Amistoso se limitó a encogerse de hombros.

—Los hombres mueren. Los hombres quedan mutilados. Las vidas se destruyen —sentía tan poca emoción al hablar que era como si estuviese mencionando una lista de vegetales—. He malgastado media vida en el negocio de la destrucción. Y la otra media en la contumaz búsqueda de la autodestrucción. No he creado nada. Sólo viudas, huérfanos, ruinas y miseria, uno o dos bastardos, quizá, y una enorme cantidad de vómitos. ¿Gloria? ¿Honor?
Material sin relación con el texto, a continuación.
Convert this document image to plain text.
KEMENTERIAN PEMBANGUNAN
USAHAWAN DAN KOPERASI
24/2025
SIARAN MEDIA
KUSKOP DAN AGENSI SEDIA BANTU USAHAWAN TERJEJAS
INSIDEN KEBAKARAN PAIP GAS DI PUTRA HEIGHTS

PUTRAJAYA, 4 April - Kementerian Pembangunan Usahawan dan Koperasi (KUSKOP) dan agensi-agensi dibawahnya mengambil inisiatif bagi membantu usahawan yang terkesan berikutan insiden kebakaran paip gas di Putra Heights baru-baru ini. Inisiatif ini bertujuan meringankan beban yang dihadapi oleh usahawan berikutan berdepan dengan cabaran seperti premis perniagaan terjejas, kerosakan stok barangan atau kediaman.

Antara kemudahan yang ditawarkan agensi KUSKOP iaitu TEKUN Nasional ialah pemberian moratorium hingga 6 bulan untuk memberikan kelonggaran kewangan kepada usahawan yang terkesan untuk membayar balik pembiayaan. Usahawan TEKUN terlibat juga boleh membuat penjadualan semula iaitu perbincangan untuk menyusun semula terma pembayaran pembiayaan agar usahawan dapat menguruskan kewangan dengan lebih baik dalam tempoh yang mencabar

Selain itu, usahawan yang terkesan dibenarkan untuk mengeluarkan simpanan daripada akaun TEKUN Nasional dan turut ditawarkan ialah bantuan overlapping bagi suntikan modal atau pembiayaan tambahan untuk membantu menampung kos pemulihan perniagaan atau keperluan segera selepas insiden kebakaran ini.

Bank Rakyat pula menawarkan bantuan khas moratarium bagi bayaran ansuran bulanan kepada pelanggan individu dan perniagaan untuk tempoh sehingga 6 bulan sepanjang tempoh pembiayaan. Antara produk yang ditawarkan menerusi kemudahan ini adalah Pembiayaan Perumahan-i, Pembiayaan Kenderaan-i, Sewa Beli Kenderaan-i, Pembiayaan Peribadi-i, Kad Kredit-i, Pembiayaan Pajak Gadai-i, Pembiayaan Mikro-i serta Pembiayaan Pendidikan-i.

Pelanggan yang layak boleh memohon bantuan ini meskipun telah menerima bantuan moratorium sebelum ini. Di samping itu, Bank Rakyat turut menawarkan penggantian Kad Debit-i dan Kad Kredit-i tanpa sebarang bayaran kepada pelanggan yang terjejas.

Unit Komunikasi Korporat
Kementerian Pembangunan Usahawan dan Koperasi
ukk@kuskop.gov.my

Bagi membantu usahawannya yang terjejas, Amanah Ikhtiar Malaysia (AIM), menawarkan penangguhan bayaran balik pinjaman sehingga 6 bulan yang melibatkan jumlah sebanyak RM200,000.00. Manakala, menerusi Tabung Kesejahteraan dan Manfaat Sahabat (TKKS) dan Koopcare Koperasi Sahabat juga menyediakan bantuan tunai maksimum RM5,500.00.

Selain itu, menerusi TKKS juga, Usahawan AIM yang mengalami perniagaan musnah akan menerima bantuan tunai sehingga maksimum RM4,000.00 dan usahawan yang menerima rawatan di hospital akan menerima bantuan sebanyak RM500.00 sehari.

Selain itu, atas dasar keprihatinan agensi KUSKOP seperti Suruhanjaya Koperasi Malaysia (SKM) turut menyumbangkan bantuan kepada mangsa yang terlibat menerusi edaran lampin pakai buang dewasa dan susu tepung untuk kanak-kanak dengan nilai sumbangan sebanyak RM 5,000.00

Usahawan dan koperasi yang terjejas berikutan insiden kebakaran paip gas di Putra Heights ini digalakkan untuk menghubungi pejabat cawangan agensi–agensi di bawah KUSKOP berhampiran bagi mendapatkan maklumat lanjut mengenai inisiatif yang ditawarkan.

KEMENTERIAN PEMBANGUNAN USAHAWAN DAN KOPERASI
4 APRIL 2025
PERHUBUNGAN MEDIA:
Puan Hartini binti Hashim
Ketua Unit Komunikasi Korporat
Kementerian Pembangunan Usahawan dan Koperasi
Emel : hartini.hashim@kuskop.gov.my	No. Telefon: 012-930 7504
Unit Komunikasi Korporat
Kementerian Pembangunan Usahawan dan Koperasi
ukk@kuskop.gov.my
Mis meadas valen mucho más, porque al menos hacen crecer las ortigas —pero, por más que quisiera espolear su conciencia para que despertase, ésta aún seguía adormilada—. Sargento Amistoso, he estado en demasiadas batallas.

—¿Cuántas son demasiadas?

—No sé. ¿Una docena? ¿Una veintena? ¿Más? La línea que separa la batalla de la escaramuza es muy delgada. Algunos de los asedios se hicieron interminables, y en ellos hubo muchos combates. ¿Eso cuenta como una batalla o como varias?

—Tú eres el soldado.

—Bueno, pues aun así, no tengo las respuestas. En la guerra, la línea recta no existe. ¿Qué estaba diciendo?

—Demasiadas batallas.

—¡Ah, sí! ¡Demasiadas! Y aunque siempre intenté no verme involucrado personalmente en ningún combate, no siempre lo conseguí. Soy completamente consciente de lo que es encontrarse en medio de la refriega. Las hojas que relampaguean. Los escudos hendidos y las lanzas rotas. El empuje, el calor, el sudor, el pestazo de la muerte. Las simples heroicidades y las despreciables villanías. Las orgullosas banderas y los hombres honorables aplastados por las botas. Los miembros cercenados, la sangre a raudales, los cráneos partidos, las tripas al aire y todo lo demás —enarcó las cejas—. En la presente circunstancia, también es razonable suponer unos cuantos ahogados.

—¿Cuántos dirías?

—Es difícil de especificar —Cosca pensaba en los gurkos ahogados en el canal de Dagoska, hombres valientes, barridos hasta el mar, cuyos cadáveres llegaban con las mareas, y suspiró hondamente—. Pero puedo mirar sin sentir gran cosa. ¿Eso es ser despiadado? ¿Es el desapego necesario para el mando? ¿Depende de la configuración que tenían las estrellas al nacer yo? Siempre me siento optimista al enfrentarme a la muerte y al peligro. Y ahora mucho más que antes. Feliz cuando debería estar horrorizado, temeroso cuando debería estar tranquilo. Puedo asegurarte que soy un enigma para mí mismo. Sargento Amistoso, ¡soy un hombre que ha vuelto al frente! —rió, sonrió, suspiró y, finalmente, se calló—. Un hombre patas arriba y vuelto del revés.